Talvez seja a família, um dos segmentos sociais mais afetadas, pois as mães e pais desesperados batem às portas das instituições públicas, relatando que já perderam tudo: a paz, o sono, a saúde, o patrimônio. Agora, estão prestes a perder a esperança e a vida, devido o comportamento suicida, agressivo, psicótico de um filho (a) ou familiar que adentrou ao uso de drogas e não tem condições para sair sem o devido apoio profissional.

As opiniões sobre a melhor forma de tratar dependente de drogas álcool, são divergentes, embora todas elas possam dá suas contribuições. A dependência química é um transtorno grave que exige tratamento imediato, mesmo à revelia dos enfermos. O sucesso desta iniciativa, como qualquer intervenção médica responsável, depende do acerto entre a medida indicada e as necessidades do paciente. Qualquer atividade de atenção e assistência a esses enfermos devem estar em consonância com os princípios médicos é ticos e legais, é o que estabelece a Lei 11.343/06.

São raros os casos de dependentes de drogas e de álcool, que se recuperam sem o auxílio da família, dos profissionais ou de terceiros, nesse sentido de apoiar esses enfermos. Uma pesquisa americana revelou que 50% dos dependentes químicos apresentam algum tipo de transtorno mental, sendo o mais comum deles a depressão, transtorno de personalidade e outros transtornos mentais. Muitos são inaptos para avaliara a própria doença e a nocividade do seu comportamento, por isto mesmo, não aceitam qualquer tipo de ajuda.  

A Lei Federal, acima citada, busca apoia-lo, protege-lo e dar-lhe seu direitos e garantias e total apoio a suas demandas, médico, sociais e de direito a ele e a suas famílias, procurando garantir-lhe o melhor de uma assistência, ambulatorial ou hospitalar.   

Estudos recentes mostram que o fato de alguém se internar em um hospital para se tratar involuntariamente, voluntariamente ou de forma compulsória não macula o resultado destes tratamentos através dessas modalidades de internação, pois os pacientes podem se beneficiar do que lhe é oferecido através das mesmas. O que não se concebe mais nos dias atuais é esperar que um doente mental grave como são os dependentes de álcool e outras drogas decidam, tão somente, se querem ou não se tratar já que lhes faltam estas prerrogativas em razão de suas doenças.
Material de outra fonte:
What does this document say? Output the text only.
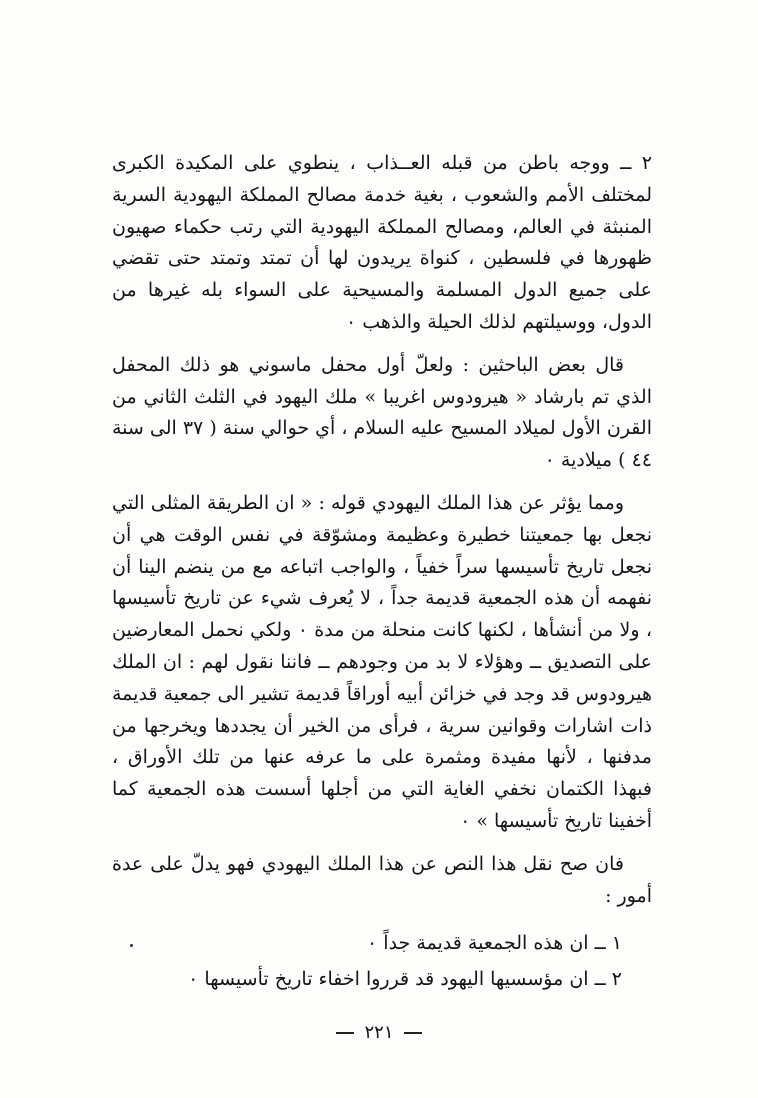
٢ ــ ووجه باطن من قبله العــذاب ، ينطوي على المكيدة الكبرى لمختلف الأمم والشعوب ، بغية خدمة مصالح المملكة اليهودية السرية المنبثة في العالم، ومصالح المملكة اليهودية التي رتب حكماء صهيون ظهورها في فلسطين ، كنواة يريدون لها أن تمتد وتمتد حتى تقضي على جميع الدول المسلمة والمسيحية على السواء بله غيرها من الدول، ووسيلتهم لذلك الحيلة والذهب ٠

قال بعض الباحثين : ولعلّ أول محفل ماسوني هو ذلك المحفل الذي تم بارشاد « هيرودوس اغريبا » ملك اليهود في الثلث الثاني من القرن الأول لميلاد المسيح عليه السلام ، أي حوالي سنة ( ٣٧ الى سنة ٤٤ ) ميلادية ٠

ومما يؤثر عن هذا الملك اليهودي قوله : « ان الطريقة المثلى التي نجعل بها جمعيتنا خطيرة وعظيمة ومشوّقة في نفس الوقت هي أن نجعل تاريخ تأسيسها سراً خفياً ، والواجب اتباعه مع من ينضم الينا أن نفهمه أن هذه الجمعية قديمة جداً ، لا يُعرف شيء عن تاريخ تأسيسها ، ولا من أنشأها ، لكنها كانت منحلة من مدة ٠ ولكي نحمل المعارضين على التصديق ــ وهؤلاء لا بد من وجودهم ــ فاننا نقول لهم : ان الملك هيرودوس قد وجد في خزائن أبيه أوراقاً قديمة تشير الى جمعية قديمة ذات اشارات وقوانين سرية ، فرأى من الخير أن يجددها ويخرجها من مدفنها ، لأنها مفيدة ومثمرة على ما عرفه عنها من تلك الأوراق ، فبهذا الكتمان نخفي الغاية التي من أجلها أسست هذه الجمعية كما أخفينا تاريخ تأسيسها » ٠

فان صح نقل هذا النص عن هذا الملك اليهودي فهو يدلّ على عدة أمور :

١ ــ ان هذه الجمعية قديمة جداً ٠
٢ ــ ان مؤسسيها اليهود قد قرروا اخفاء تاريخ تأسيسها ٠
٢٢١
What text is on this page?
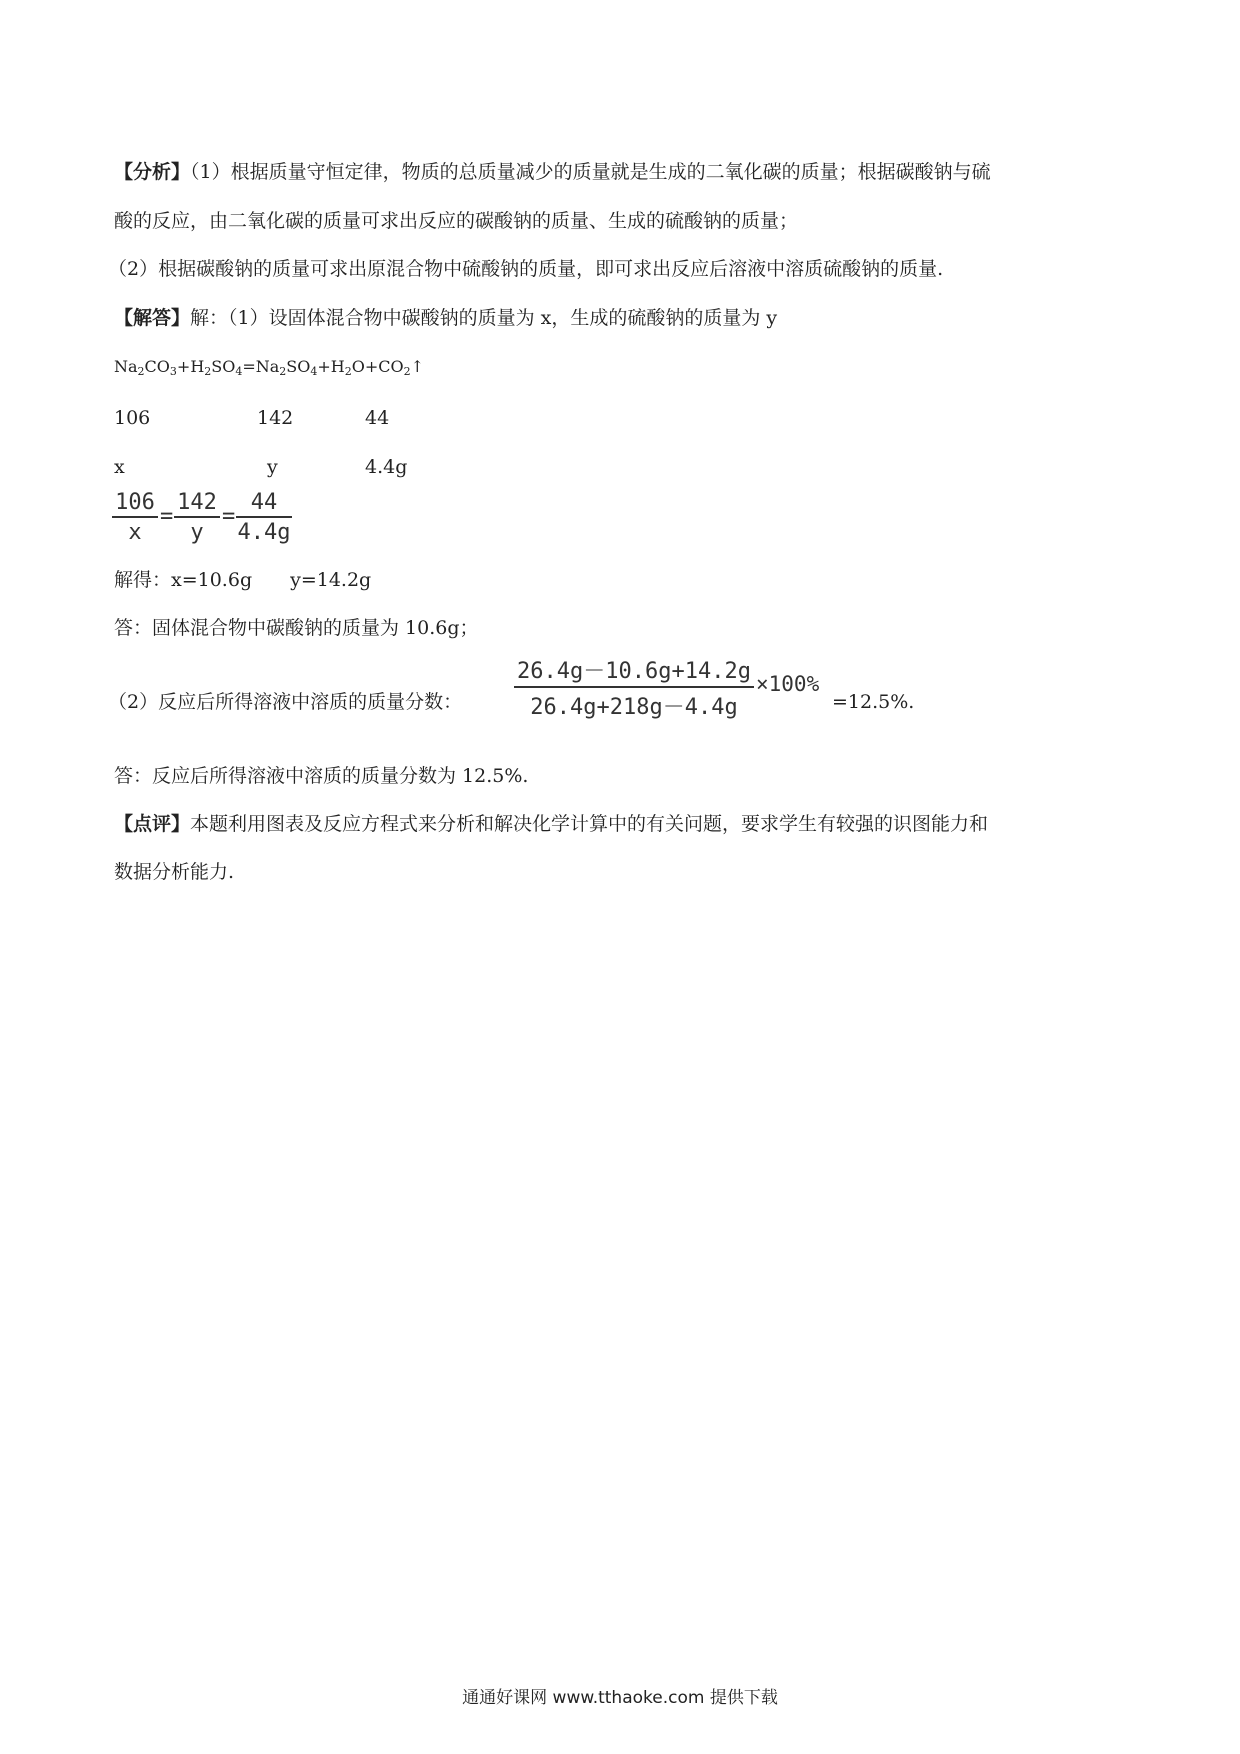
【分析】（1）根据质量守恒定律，物质的总质量减少的质量就是生成的二氧化碳的质量；根据碳酸钠与硫
酸的反应，由二氧化碳的质量可求出反应的碳酸钠的质量、生成的硫酸钠的质量；
（2）根据碳酸钠的质量可求出原混合物中硫酸钠的质量，即可求出反应后溶液中溶质硫酸钠的质量.
【解答】解：（1）设固体混合物中碳酸钠的质量为 x，生成的硫酸钠的质量为 y
$Na_2CO_3+H_2SO_4=Na_2SO_4+H_2O+CO_2↑$
106	142	44
x	y	4.4g
$\frac{106}{x} = \frac{142}{y} = \frac{44}{4.4g}$
解得：x=10.6g　　y=14.2g
答：固体混合物中碳酸钠的质量为 10.6g；
（2）反应后所得溶液中溶质的质量分数： $\frac{26.4g-10.6g+14.2g}{26.4g+218g-4.4g} \times 100\%$
=12.5%.
答：反应后所得溶液中溶质的质量分数为 12.5%.
【点评】本题利用图表及反应方程式来分析和解决化学计算中的有关问题，要求学生有较强的识图能力和
数据分析能力.
通通好课网 www.tthaoke.com 提供下载
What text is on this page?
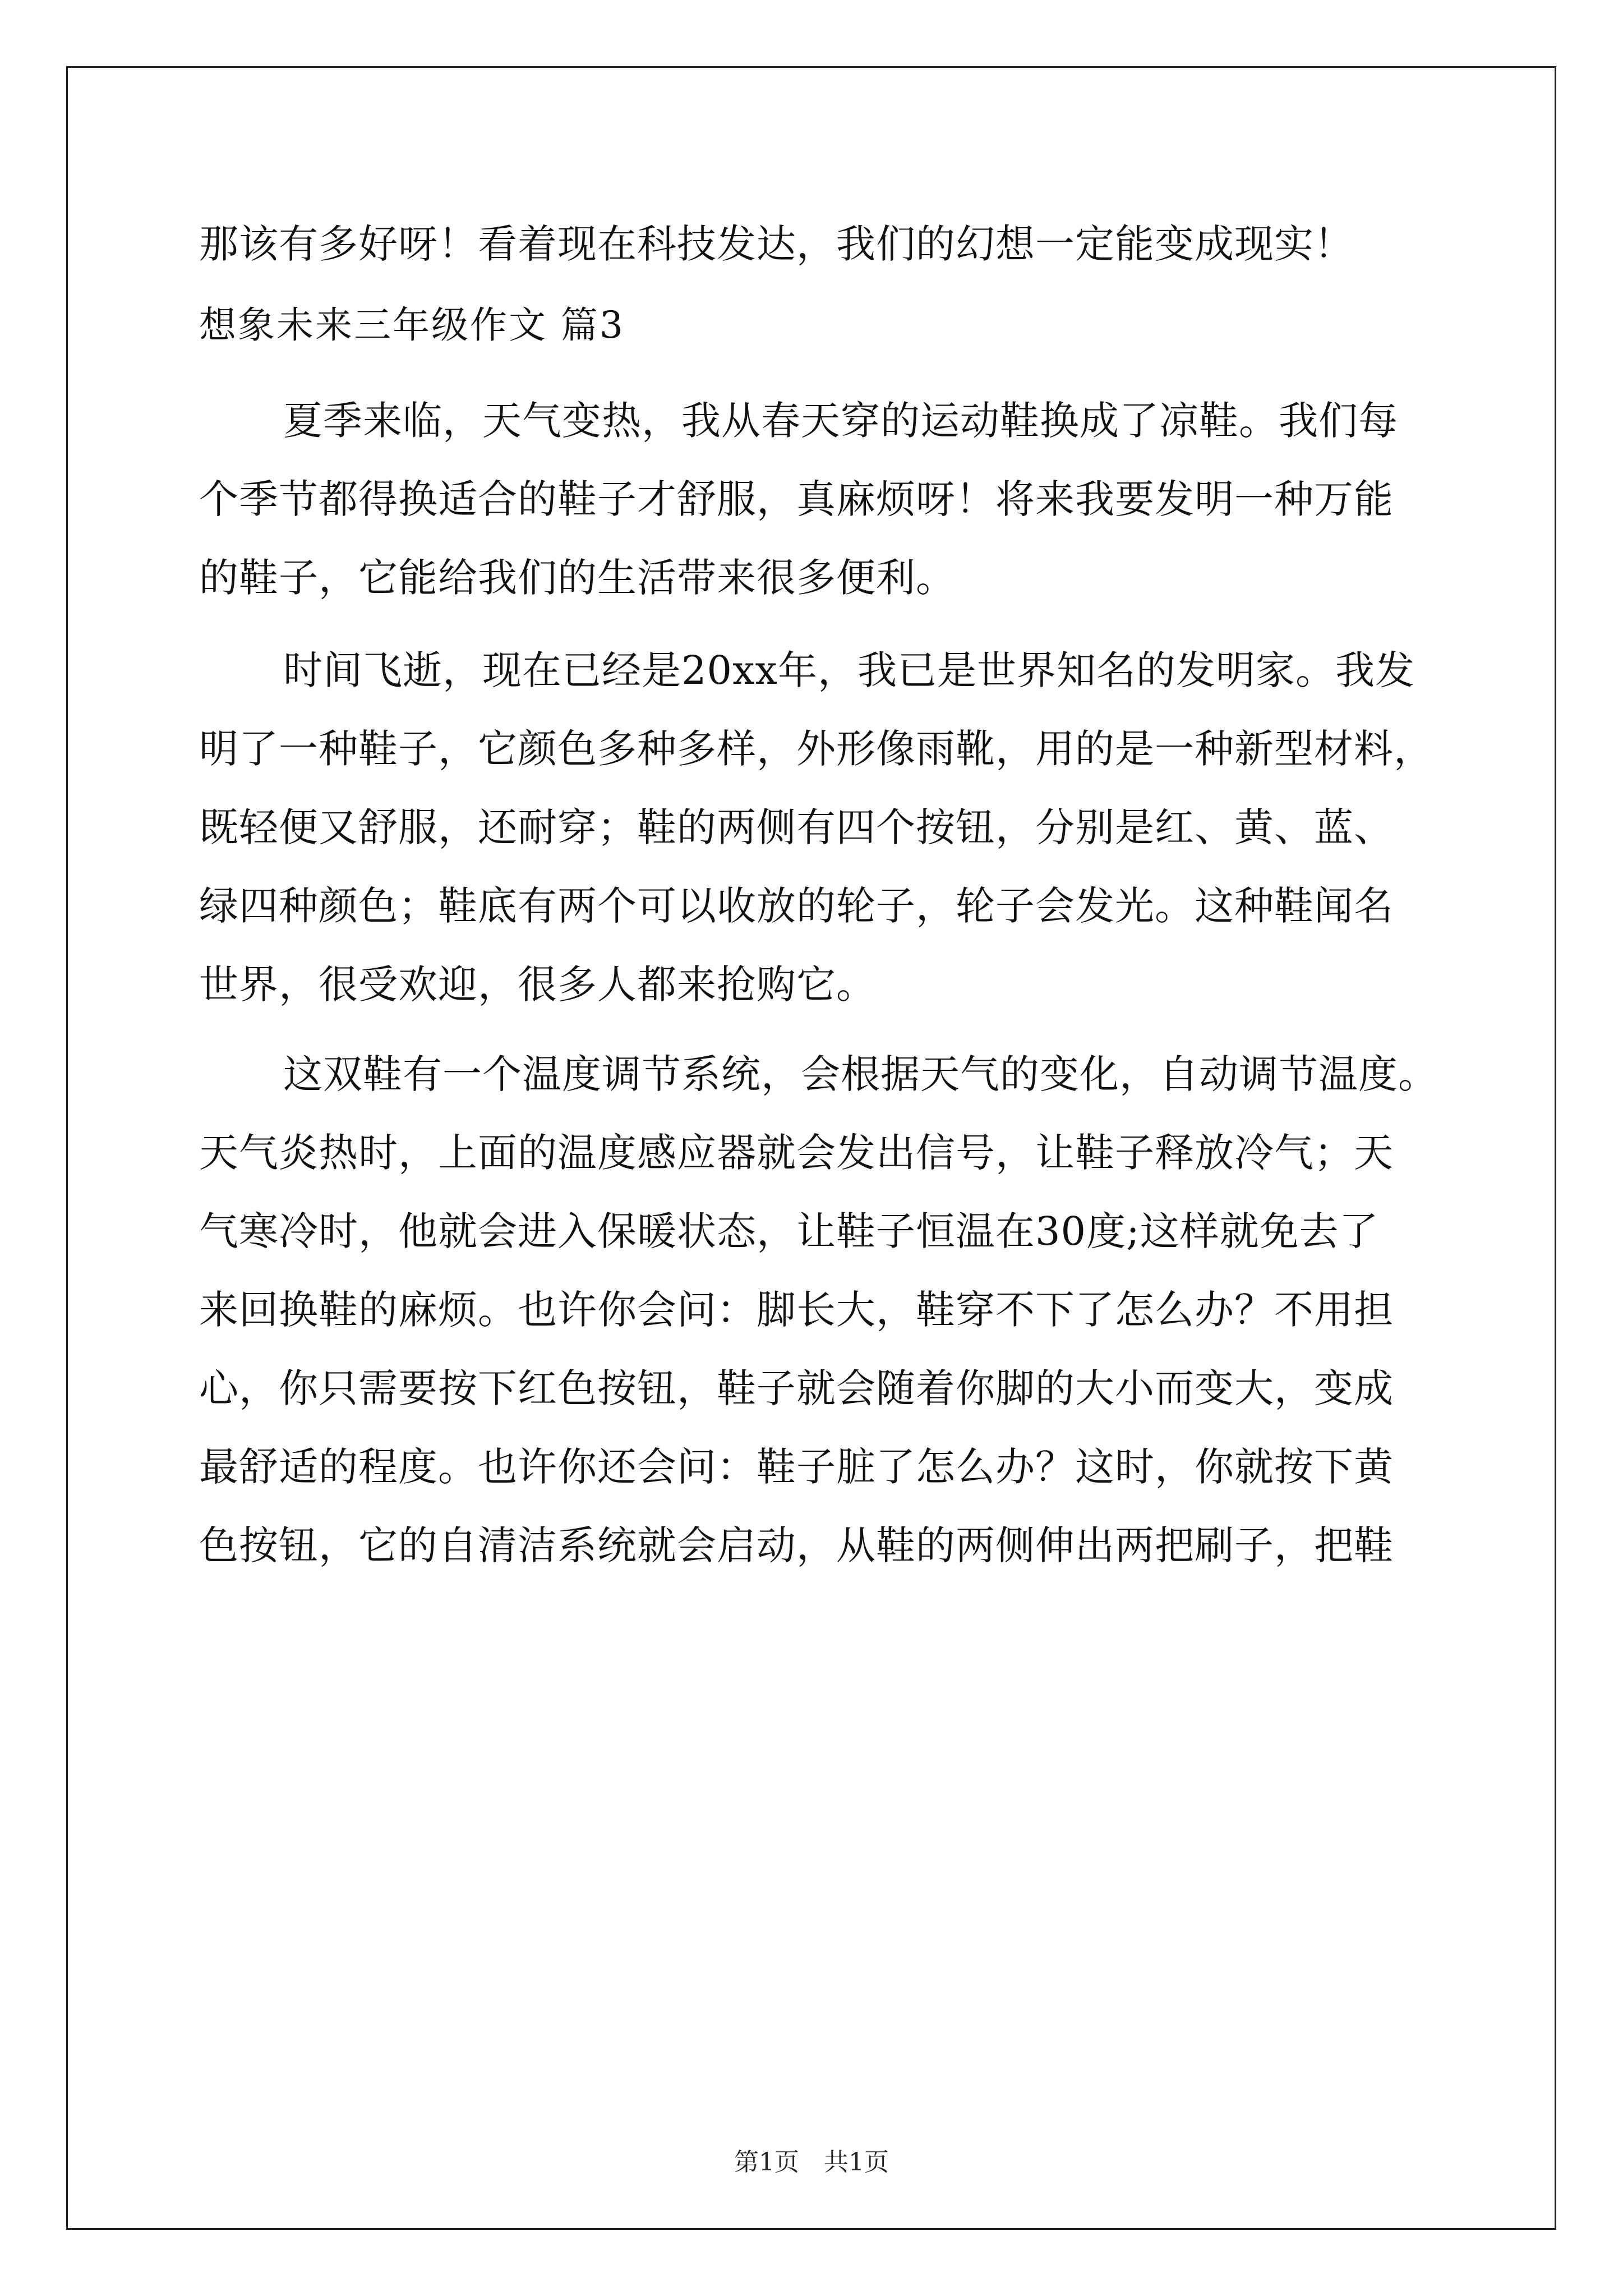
那该有多好呀！看着现在科技发达，我们的幻想一定能变成现实！
想象未来三年级作文 篇3
夏季来临，天气变热，我从春天穿的运动鞋换成了凉鞋。我们每
个季节都得换适合的鞋子才舒服，真麻烦呀！将来我要发明一种万能
的鞋子，它能给我们的生活带来很多便利。
时间飞逝，现在已经是20xx年，我已是世界知名的发明家。我发
明了一种鞋子，它颜色多种多样，外形像雨靴，用的是一种新型材料，
既轻便又舒服，还耐穿；鞋的两侧有四个按钮，分别是红、黄、蓝、
绿四种颜色；鞋底有两个可以收放的轮子，轮子会发光。这种鞋闻名
世界，很受欢迎，很多人都来抢购它。
这双鞋有一个温度调节系统，会根据天气的变化，自动调节温度。
天气炎热时，上面的温度感应器就会发出信号，让鞋子释放冷气；天
气寒冷时，他就会进入保暖状态，让鞋子恒温在30度;这样就免去了
来回换鞋的麻烦。也许你会问：脚长大，鞋穿不下了怎么办？不用担
心，你只需要按下红色按钮，鞋子就会随着你脚的大小而变大，变成
最舒适的程度。也许你还会问：鞋子脏了怎么办？这时，你就按下黄
色按钮，它的自清洁系统就会启动，从鞋的两侧伸出两把刷子，把鞋
第1页　共1页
A dependência química é uma condição médica e psicossocial grave que impõe a esses enfermos, a seus familiares e a sociedade em geral, alterações profundas em seu comportamento pessoal e social. A consciência, a cognição, os afetos, as emoções e o desses enfermos estão comprometidas profundamente, altercando-lhes, por conseguinte sua autocrítica, sua auto avaliação e as capacidade de só se recuperar, havendo, por conseguinte uma necessidade imperiosa de se tratar e muitas das vezes, pelas razões acima, em um ambiente hospitalar.

Em havendo indicação médica especifica, suporte, apoio e autorização familiar para proceder uma internação involuntária que será para proteger esses enfermos de cometerem atos contra si e contra os outros, ameaçando-lhes a própria vida. De tal forma, que não é maldade, violência, ou restrição de direitos humanos nessas internações, involuntárias ou compulsórias (judiciais), pelo contrário, todas estão a serviço da família e dos enfermos.